Hardwoods are ideally suited for trailer floors, according to Prolam Floors, Cap-Saint-Ignace, Quebec, Canada, a major supplier to Great Dane, Wabash, Utility and others. Oak and maple are lightweight, durable and abundant. Treated properly, they can be enhanced well beyond their natural strength and durability.

Recently, Prolam gave CCJ a look at its floor-making process. Selected hardwoods – mostly maple – are open-air dried for three months, during which time the moisture content drops from 60 percent to 30 percent. The raw material is then treated in dryers, which brings the moisture down to 7 to 9 percent.

After drying, the wood undergoes a precise sanding process to promote glue penetration. Next, it goes through a ripping process to ensure consistency of thickness. Joints are then cut into the ends of each floor piece.
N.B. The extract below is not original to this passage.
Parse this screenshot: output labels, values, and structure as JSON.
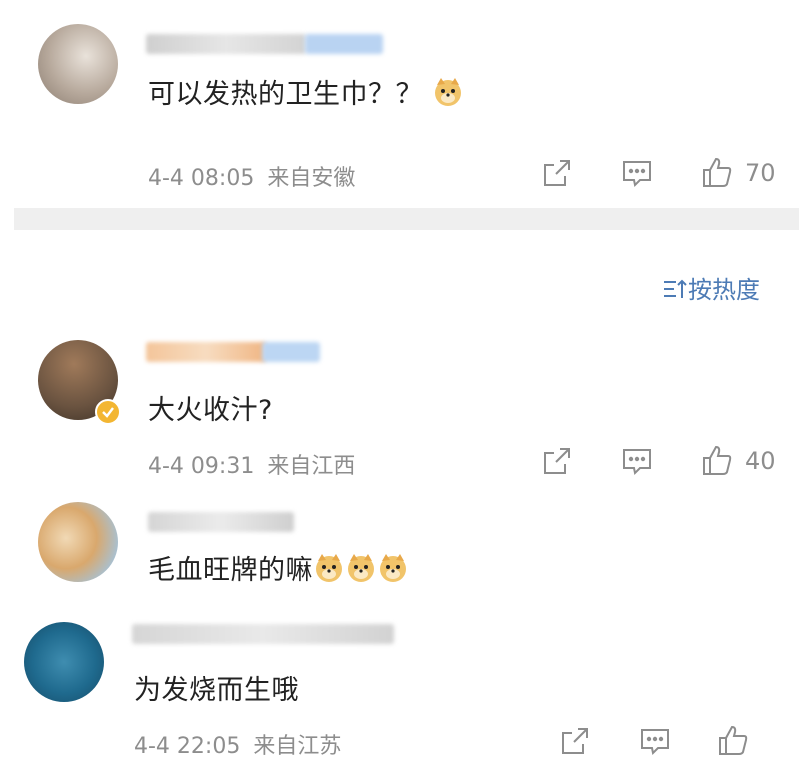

Prolam uses a water-resistant zig-zag joint.

The gluing process comes next, then each board is planed according to customer specs, and an undercoat is applied.

Finally, rigorous stress testing is performed and the product is finished.

When spec’ing a new trailer, the brand of the trailer floor is generally listed as “standard.” Fleets don’t usually specify a certain brand, but if they do, the major trailer builders will provide it, says sales manager Jim Jannell.